‘Attention seeking’, ‘dramatic’ and ‘manipulative’ are just some of the terms that come appear in google searches of Borderline Personality Disorder (BPD). Within the mental health community there is still so much stigma associated with this diagnosis and you do not have to look far to find people who have been treated with prejudice because of this diagnosis. There are even professionals out there who refuse to treat borderlines because they believe we are too high risk or manipulative. And they call us the crazy ones.
Borderline Personality Disorder is classified in the DSM-5 as an axis 2 personality disorder.It is an ingrained pattern of behaviour that causes significant difficulty in a person’s life. The core features are difficulty regulating emotions, impulsive behaviour and unstable relationships and self image. That’s the clinical description. Diagnosis requires 5 of a possible 9 criteria to be met, and thus there are 126 possible ways that the disorder can present meaning that two people with bpd may only have one symptom in common and it has a highly variable presentation.
On a more personal level, it causes me to feel things deeply and often and on a level that most people don’t experience. I am wounded easily and dealing with these intense emotions causes problems in my day to day life.
Every emotion that we express is 100% real and we lack emotional permanency. If we push people away or cling to them, it’s because we fear that they are going to leave us to deal with this pain on our own.When we cry it’s because the sadness is so overwhelming that it feels like our insides are burning up and nothing is ever going to be okay again. If we yell, it’s not to hurt anyone but because we have to let the anger out somehow. We don’t want to feel everything this deeply but we don’t have a choice. Living this way is exhausting.

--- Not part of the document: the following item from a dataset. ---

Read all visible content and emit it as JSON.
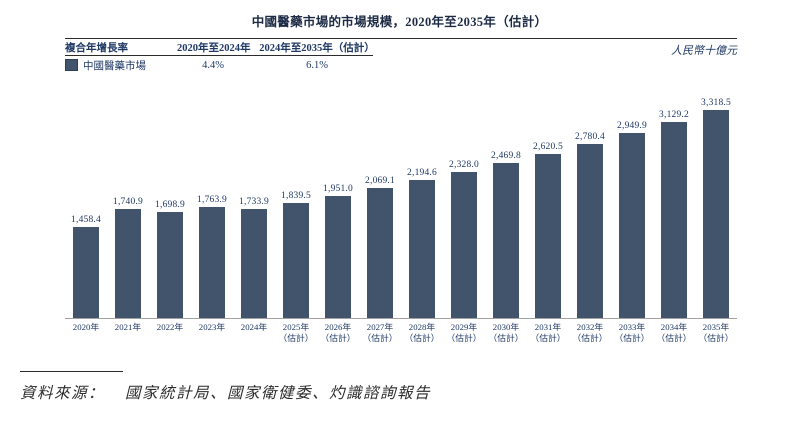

Often the emotional pain is so intense that we’d do anything for some brief moment of relief. This is why people with bpd engage in impulsive behaviours such as self harm or drug and alcohol abuse. Unfortunately, these actions are often viewed as manipulation or attention seeking when really we’re just trying to make it through another day alive. There are times when we’d wish someone would notice our pain and that we possessed the right words to describe our suffering. Sometimes this might lead sufferers to try and show others through our actions but this isn’t true for everyone and it usually isn’t an isolated reason. But please don’t let that turn you away because when someone collapses onto the ground you do not leave them there. Our pain may be emotional but it is just as real as anything physical.
Living with bpd is a full time job, and when our behaviour annoys you just remember that this is an illness and it doesn’t just disappear when we need it to. We our trying our best and what you see is only the tip of the turmoil going on inside.